Com relação à concessão de férias coletivas, de igual forma há redução do prazo para comunicação ao grupo de empregados (48 horas de antecedência), estando expressamente afastadas as disposições celetistas com relação à matéria, tanto no que tange ao limite de dias e períodos de férias, quanto com relação as comunicações ao órgão ministerial competente e aos sindicatos.

Necessário enfatizar que, no caso da antecipação do gozo das férias (tanto individuais, quanto coletivas) para fins de compensação do período não trabalhado, o próprio instituto das férias perde completamente seu escopo, que é o de promover descanso e lazer ao trabalhador, de forma a preservar sua saúde física e mental, além de garantir a convivência familiar e social.
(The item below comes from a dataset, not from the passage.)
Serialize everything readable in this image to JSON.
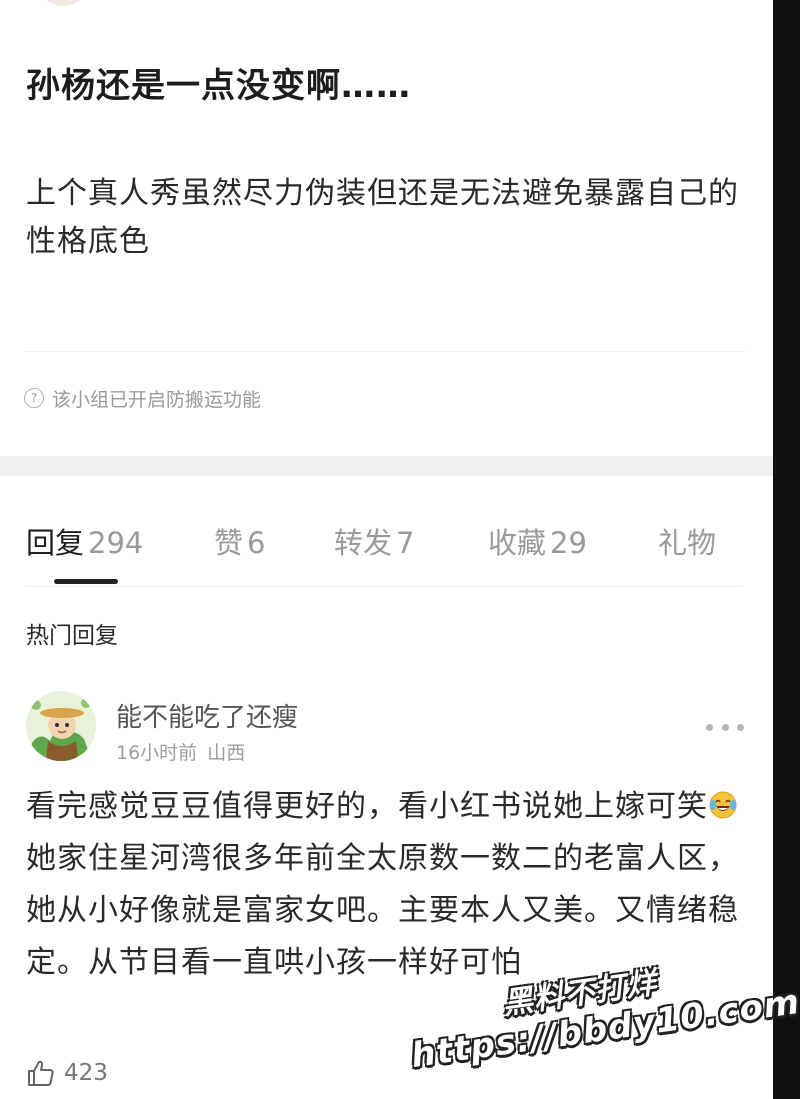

Os feriados não religiosos (e mesmo esses, desde com a concordância escrita dos trabalhadores) poderão ser utilizados, de igual forma, para compensação dos dias não trabalhados ou do saldo do banco de horas, se for o caso.

Frisa-se que as antecipações de férias e feriados não se compatibiliza com a modificação do regime de trabalho para teletrabalho, vez que, nessa situação, o empregado estará efetivamente à disposição do empregador, prestando serviço.

A compensação através de Banco de Horas, por sua vez, poderá se dar mediante acordo individual – em contrariedade ao que dispõe o art. 7º, XIII, da CF/88, que prevê a compensação de jornada somente através de acordo ou convenção coletiva de trabalho -, podendo ser feita em até 18 meses após o encerramento do estado de calamidade pública (enquanto que o prazo previsto no art. 59, §5º, da CLT, é de seis meses).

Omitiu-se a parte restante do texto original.